Supreme Court Decision on Departing Employees & Releasing Workers’ Compensation Claims Against Employer

shutterstock_146730020The Connecticut Supreme Court recently released a decision, SC19085 that puts to bed an issue that frequently arises when employers attempt to have departing employees release ALL claims against the company – including workers’ compensation claims.  In Leonetti v. MacDermid, Inc., the employer and employee entered into a settlement agreement to pay the employee $70,000 severance pay in consideration of his abandoning any and all claims against the company, which by its broad terms would have included a long pending work-related back injury claim.

The company failed to recognize that private agreements settling workers’ compensation claims (both “stipulations” and so called  “voluntary agreements”) must be approved by a Workers’ Compensation Commissioner.  The Agreement here did not specifically mention the work-related injury, nor was any specific portion of the consideration allocated to the settlement of that old claim.  After the Agreement was signed and after the money was paid, the former worker’s attorney arranged for a workers’ compensation hearing where the commissioner credited the testimony of the worker that he did not intend to release his workers’ compensation claim and that none of the consideration was intended to apply to his prior injuries, but was for his “years of service” at the company.   This decision was upheld on appeal.  The Supreme Court found that:

“Regardless of whether the agreement entered into by the parties might be enforceable at common law, ‘[a]s in the case of a voluntary agreement, no stipulation is binding until it has been approved by the commissioner.’ Muldoon v. Homestead Insulation Co., 231 Conn. 469, 480, 650 A.2d 1240 (1994).
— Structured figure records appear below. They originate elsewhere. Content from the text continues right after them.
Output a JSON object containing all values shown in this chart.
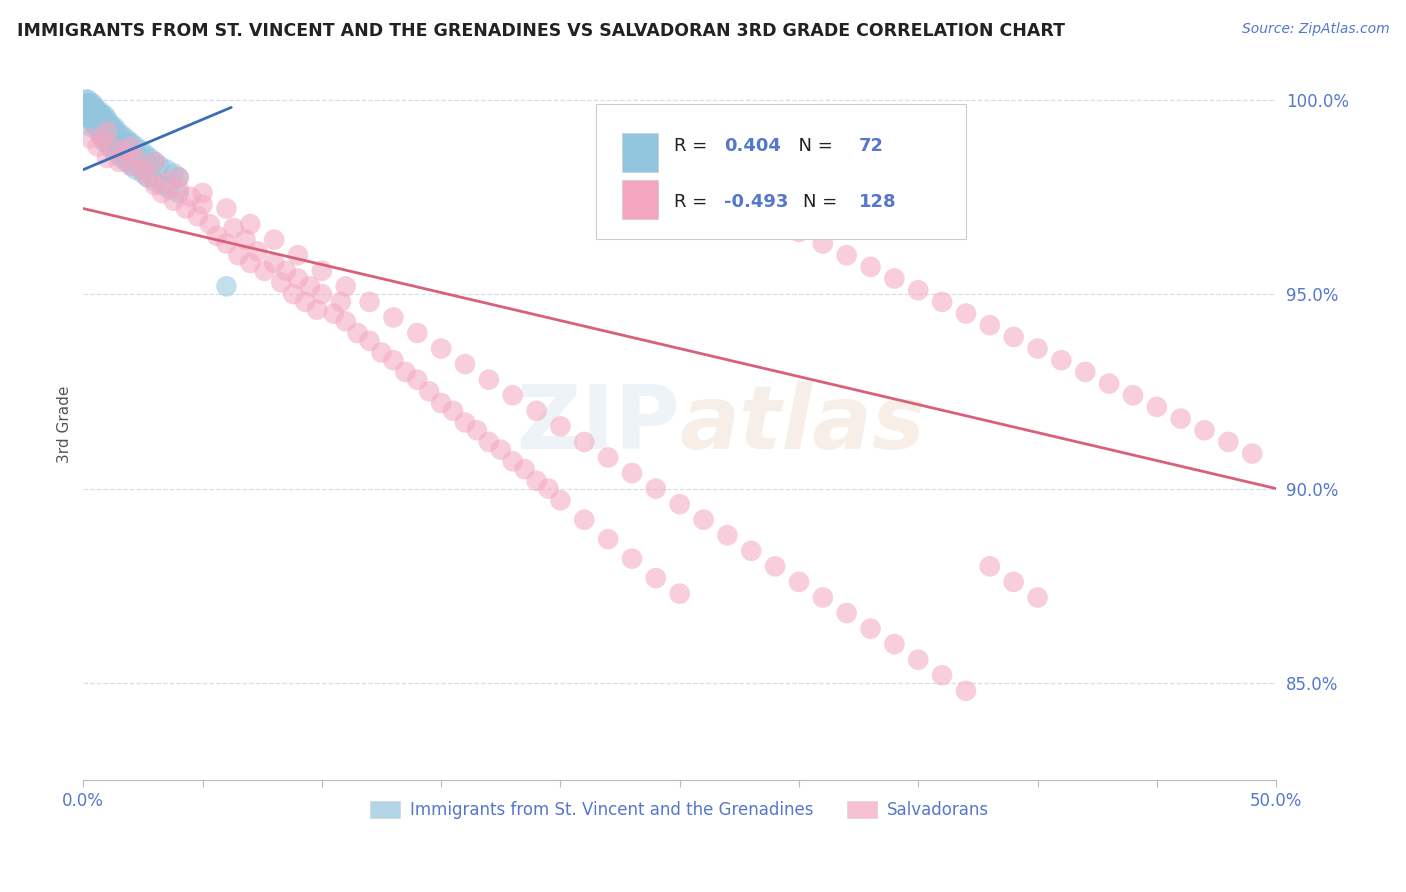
{
  "title": "IMMIGRANTS FROM ST. VINCENT AND THE GRENADINES VS SALVADORAN 3RD GRADE CORRELATION CHART",
  "source_text": "Source: ZipAtlas.com",
  "ylabel": "3rd Grade",
  "xlim": [
    0.0,
    0.5
  ],
  "ylim": [
    0.825,
    1.008
  ],
  "yticks": [
    0.85,
    0.9,
    0.95,
    1.0
  ],
  "ytick_labels": [
    "85.0%",
    "90.0%",
    "95.0%",
    "100.0%"
  ],
  "legend_blue_r": "0.404",
  "legend_blue_n": "72",
  "legend_pink_r": "-0.493",
  "legend_pink_n": "128",
  "blue_color": "#92c5de",
  "pink_color": "#f4a6c0",
  "blue_line_color": "#3a6eb5",
  "pink_line_color": "#d9607a",
  "axis_color": "#5577cc",
  "background_color": "#ffffff",
  "blue_scatter_x": [
    0.001,
    0.001,
    0.001,
    0.002,
    0.002,
    0.002,
    0.003,
    0.003,
    0.003,
    0.004,
    0.004,
    0.005,
    0.005,
    0.006,
    0.006,
    0.007,
    0.007,
    0.008,
    0.008,
    0.009,
    0.01,
    0.01,
    0.011,
    0.012,
    0.013,
    0.014,
    0.015,
    0.016,
    0.018,
    0.019,
    0.02,
    0.022,
    0.024,
    0.026,
    0.028,
    0.03,
    0.032,
    0.035,
    0.038,
    0.04,
    0.001,
    0.002,
    0.002,
    0.003,
    0.003,
    0.004,
    0.004,
    0.005,
    0.005,
    0.006,
    0.007,
    0.007,
    0.008,
    0.009,
    0.009,
    0.01,
    0.011,
    0.012,
    0.013,
    0.015,
    0.016,
    0.018,
    0.02,
    0.022,
    0.025,
    0.027,
    0.03,
    0.033,
    0.036,
    0.04,
    0.003,
    0.06
  ],
  "blue_scatter_y": [
    1.0,
    0.999,
    0.998,
    1.0,
    0.999,
    0.998,
    0.999,
    0.998,
    0.997,
    0.999,
    0.997,
    0.998,
    0.996,
    0.997,
    0.996,
    0.997,
    0.995,
    0.996,
    0.994,
    0.996,
    0.995,
    0.993,
    0.994,
    0.993,
    0.993,
    0.992,
    0.991,
    0.991,
    0.99,
    0.989,
    0.989,
    0.988,
    0.987,
    0.986,
    0.985,
    0.984,
    0.983,
    0.982,
    0.981,
    0.98,
    0.997,
    0.997,
    0.996,
    0.996,
    0.995,
    0.995,
    0.994,
    0.994,
    0.993,
    0.993,
    0.992,
    0.991,
    0.991,
    0.99,
    0.989,
    0.989,
    0.988,
    0.987,
    0.987,
    0.986,
    0.985,
    0.984,
    0.983,
    0.982,
    0.981,
    0.98,
    0.979,
    0.978,
    0.977,
    0.976,
    0.993,
    0.952
  ],
  "pink_scatter_x": [
    0.003,
    0.006,
    0.008,
    0.01,
    0.012,
    0.015,
    0.017,
    0.02,
    0.022,
    0.025,
    0.027,
    0.03,
    0.033,
    0.035,
    0.038,
    0.04,
    0.043,
    0.045,
    0.048,
    0.05,
    0.053,
    0.056,
    0.06,
    0.063,
    0.065,
    0.068,
    0.07,
    0.073,
    0.076,
    0.08,
    0.083,
    0.085,
    0.088,
    0.09,
    0.093,
    0.095,
    0.098,
    0.1,
    0.105,
    0.108,
    0.11,
    0.115,
    0.12,
    0.125,
    0.13,
    0.135,
    0.14,
    0.145,
    0.15,
    0.155,
    0.16,
    0.165,
    0.17,
    0.175,
    0.18,
    0.185,
    0.19,
    0.195,
    0.2,
    0.21,
    0.22,
    0.23,
    0.24,
    0.25,
    0.26,
    0.27,
    0.28,
    0.29,
    0.3,
    0.31,
    0.32,
    0.33,
    0.34,
    0.35,
    0.36,
    0.37,
    0.38,
    0.39,
    0.4,
    0.41,
    0.42,
    0.43,
    0.44,
    0.45,
    0.46,
    0.47,
    0.48,
    0.49,
    0.01,
    0.02,
    0.03,
    0.04,
    0.05,
    0.06,
    0.07,
    0.08,
    0.09,
    0.1,
    0.11,
    0.12,
    0.13,
    0.14,
    0.15,
    0.16,
    0.17,
    0.18,
    0.19,
    0.2,
    0.21,
    0.22,
    0.23,
    0.24,
    0.25,
    0.26,
    0.27,
    0.28,
    0.29,
    0.3,
    0.31,
    0.32,
    0.33,
    0.34,
    0.35,
    0.36,
    0.37,
    0.38,
    0.39,
    0.4
  ],
  "pink_scatter_y": [
    0.99,
    0.988,
    0.99,
    0.985,
    0.988,
    0.984,
    0.987,
    0.983,
    0.985,
    0.982,
    0.98,
    0.978,
    0.976,
    0.979,
    0.974,
    0.977,
    0.972,
    0.975,
    0.97,
    0.973,
    0.968,
    0.965,
    0.963,
    0.967,
    0.96,
    0.964,
    0.958,
    0.961,
    0.956,
    0.958,
    0.953,
    0.956,
    0.95,
    0.954,
    0.948,
    0.952,
    0.946,
    0.95,
    0.945,
    0.948,
    0.943,
    0.94,
    0.938,
    0.935,
    0.933,
    0.93,
    0.928,
    0.925,
    0.922,
    0.92,
    0.917,
    0.915,
    0.912,
    0.91,
    0.907,
    0.905,
    0.902,
    0.9,
    0.897,
    0.892,
    0.887,
    0.882,
    0.877,
    0.873,
    0.978,
    0.975,
    0.972,
    0.969,
    0.966,
    0.963,
    0.96,
    0.957,
    0.954,
    0.951,
    0.948,
    0.945,
    0.942,
    0.939,
    0.936,
    0.933,
    0.93,
    0.927,
    0.924,
    0.921,
    0.918,
    0.915,
    0.912,
    0.909,
    0.992,
    0.988,
    0.984,
    0.98,
    0.976,
    0.972,
    0.968,
    0.964,
    0.96,
    0.956,
    0.952,
    0.948,
    0.944,
    0.94,
    0.936,
    0.932,
    0.928,
    0.924,
    0.92,
    0.916,
    0.912,
    0.908,
    0.904,
    0.9,
    0.896,
    0.892,
    0.888,
    0.884,
    0.88,
    0.876,
    0.872,
    0.868,
    0.864,
    0.86,
    0.856,
    0.852,
    0.848,
    0.88,
    0.876,
    0.872
  ],
  "blue_line_x": [
    0.0,
    0.062
  ],
  "blue_line_y": [
    0.982,
    0.998
  ],
  "pink_line_x": [
    0.0,
    0.5
  ],
  "pink_line_y": [
    0.972,
    0.9
  ],
  "legend_label_blue": "Immigrants from St. Vincent and the Grenadines",
  "legend_label_pink": "Salvadorans"
}
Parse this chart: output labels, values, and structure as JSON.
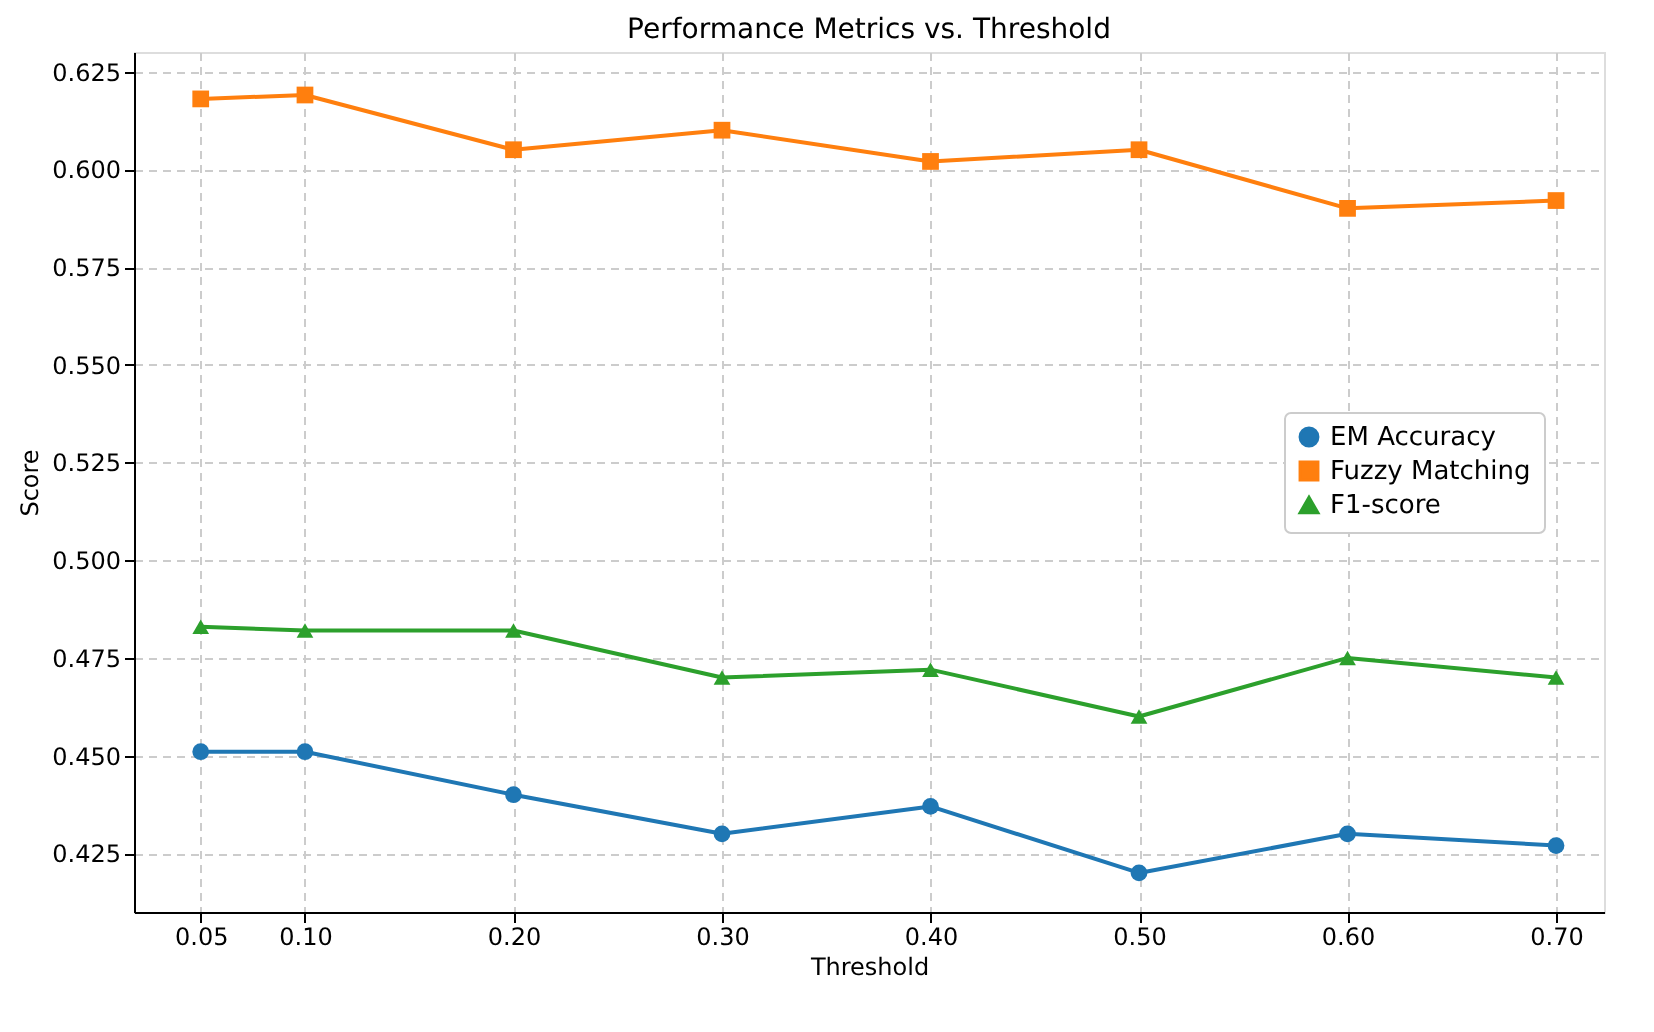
{
  "chart_data": {
    "type": "line",
    "title": "Performance Metrics vs. Threshold",
    "xlabel": "Threshold",
    "ylabel": "Score",
    "x": [
      0.05,
      0.1,
      0.2,
      0.3,
      0.4,
      0.5,
      0.6,
      0.7
    ],
    "series": [
      {
        "name": "EM Accuracy",
        "color": "#1f77b4",
        "marker": "circle",
        "values": [
          0.451,
          0.451,
          0.44,
          0.43,
          0.437,
          0.42,
          0.43,
          0.427
        ]
      },
      {
        "name": "Fuzzy Matching",
        "color": "#ff7f0e",
        "marker": "square",
        "values": [
          0.618,
          0.619,
          0.605,
          0.61,
          0.602,
          0.605,
          0.59,
          0.592
        ]
      },
      {
        "name": "F1-score",
        "color": "#2ca02c",
        "marker": "triangle",
        "values": [
          0.483,
          0.482,
          0.482,
          0.47,
          0.472,
          0.46,
          0.475,
          0.47
        ]
      }
    ],
    "xlim": [
      0.018,
      0.723
    ],
    "ylim": [
      0.41,
      0.63
    ],
    "xticks": [
      {
        "value": 0.05,
        "label": "0.05"
      },
      {
        "value": 0.1,
        "label": "0.10"
      },
      {
        "value": 0.2,
        "label": "0.20"
      },
      {
        "value": 0.3,
        "label": "0.30"
      },
      {
        "value": 0.4,
        "label": "0.40"
      },
      {
        "value": 0.5,
        "label": "0.50"
      },
      {
        "value": 0.6,
        "label": "0.60"
      },
      {
        "value": 0.7,
        "label": "0.70"
      }
    ],
    "yticks": [
      {
        "value": 0.425,
        "label": "0.425"
      },
      {
        "value": 0.45,
        "label": "0.450"
      },
      {
        "value": 0.475,
        "label": "0.475"
      },
      {
        "value": 0.5,
        "label": "0.500"
      },
      {
        "value": 0.525,
        "label": "0.525"
      },
      {
        "value": 0.55,
        "label": "0.550"
      },
      {
        "value": 0.575,
        "label": "0.575"
      },
      {
        "value": 0.6,
        "label": "0.600"
      },
      {
        "value": 0.625,
        "label": "0.625"
      }
    ],
    "grid": true,
    "legend": "right"
  }
}
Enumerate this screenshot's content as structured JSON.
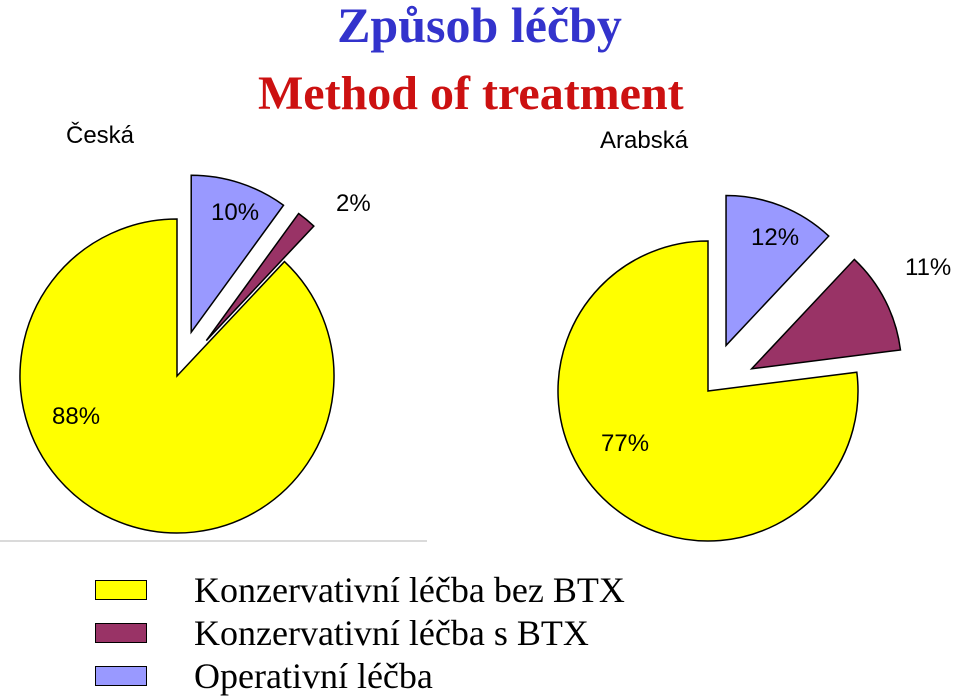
{
  "title": "Způsob léčby",
  "subtitle": "Method of treatment",
  "colors": {
    "title": "#3333cc",
    "subtitle": "#cc1111",
    "conservative_without_btx": "#ffff00",
    "conservative_with_btx": "#993366",
    "operative": "#9999ff"
  },
  "legend": [
    {
      "label": "Konzervativní léčba bez BTX",
      "color": "#ffff00"
    },
    {
      "label": "Konzervativní léčba s BTX",
      "color": "#993366"
    },
    {
      "label": "Operativní léčba",
      "color": "#9999ff"
    }
  ],
  "chart_data": [
    {
      "type": "pie",
      "title": "Česká",
      "categories": [
        "Konzervativní léčba bez BTX",
        "Konzervativní léčba s BTX",
        "Operativní léčba"
      ],
      "values": [
        88,
        2,
        10
      ],
      "labels": [
        "88%",
        "2%",
        "10%"
      ],
      "exploded": [
        "Konzervativní léčba s BTX",
        "Operativní léčba"
      ],
      "legend": "bottom"
    },
    {
      "type": "pie",
      "title": "Arabská",
      "categories": [
        "Konzervativní léčba bez BTX",
        "Konzervativní léčba s BTX",
        "Operativní léčba"
      ],
      "values": [
        77,
        11,
        12
      ],
      "labels": [
        "77%",
        "11%",
        "12%"
      ],
      "exploded": [
        "Konzervativní léčba s BTX",
        "Operativní léčba"
      ],
      "legend": "bottom"
    }
  ]
}
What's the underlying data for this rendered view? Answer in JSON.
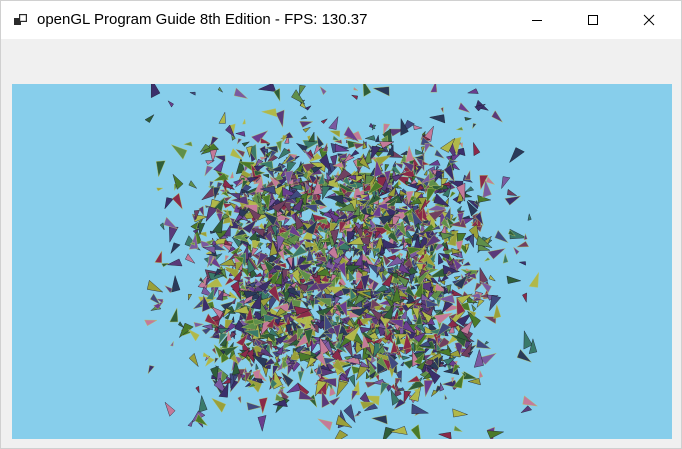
{
  "window": {
    "title": "openGL Program Guide 8th Edition - FPS: 130.37",
    "controls": {
      "minimize_icon": "minimize-icon",
      "maximize_icon": "maximize-icon",
      "close_icon": "close-icon"
    }
  },
  "viewport": {
    "background_color": "#87ceeb",
    "scene": "particle-cloud"
  },
  "colors": {
    "titlebar_bg": "#ffffff",
    "window_bg": "#f0f0f0",
    "clear_color": "#87ceeb"
  }
}
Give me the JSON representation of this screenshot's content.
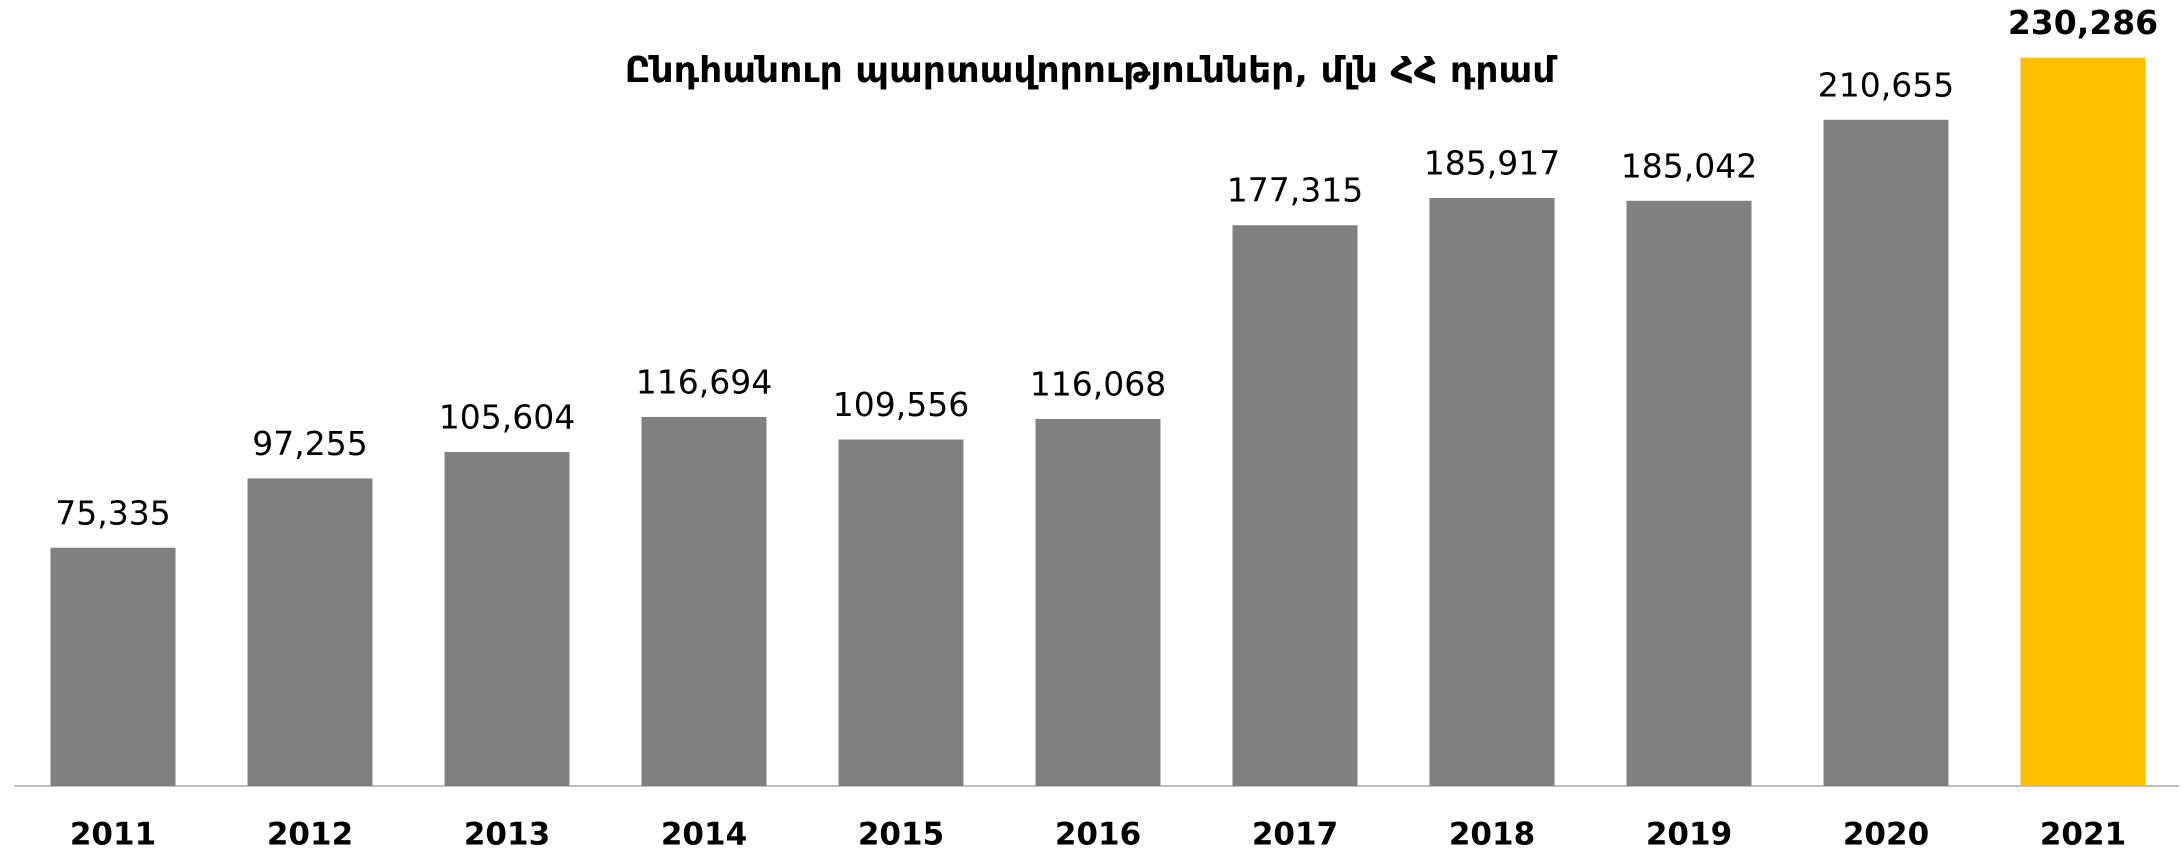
{
  "chart_data": {
    "type": "bar",
    "title": "Ընդհանուր պարտավորություններ, մլն ՀՀ դրամ",
    "categories": [
      "2011",
      "2012",
      "2013",
      "2014",
      "2015",
      "2016",
      "2017",
      "2018",
      "2019",
      "2020",
      "2021"
    ],
    "values": [
      75335,
      97255,
      105604,
      116694,
      109556,
      116068,
      177315,
      185917,
      185042,
      210655,
      230286
    ],
    "value_labels": [
      "75,335",
      "97,255",
      "105,604",
      "116,694",
      "109,556",
      "116,068",
      "177,315",
      "185,917",
      "185,042",
      "210,655",
      "230,286"
    ],
    "colors": [
      "#808080",
      "#808080",
      "#808080",
      "#808080",
      "#808080",
      "#808080",
      "#808080",
      "#808080",
      "#808080",
      "#808080",
      "#ffc000"
    ],
    "ylim": [
      0,
      240000
    ],
    "grid": false
  }
}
Thus, in the present case, the agreement signed by the parties had no effect on the claimant’s workers’ compensation claim unless and until the commissioner approved the agreement.”

Since the agreement to release the employer from the workers’ compensation injury was never approved by the commissioner, the workers’ compensation claim was never released and the employer was still on the hook for it.

The lesson here is that ALL agreements to settle workers’ compensation claims must be approved by a commissioner or the agreement is of no effect – even if the release is in a severance agreement and the employer paid the settlement that agreement specified.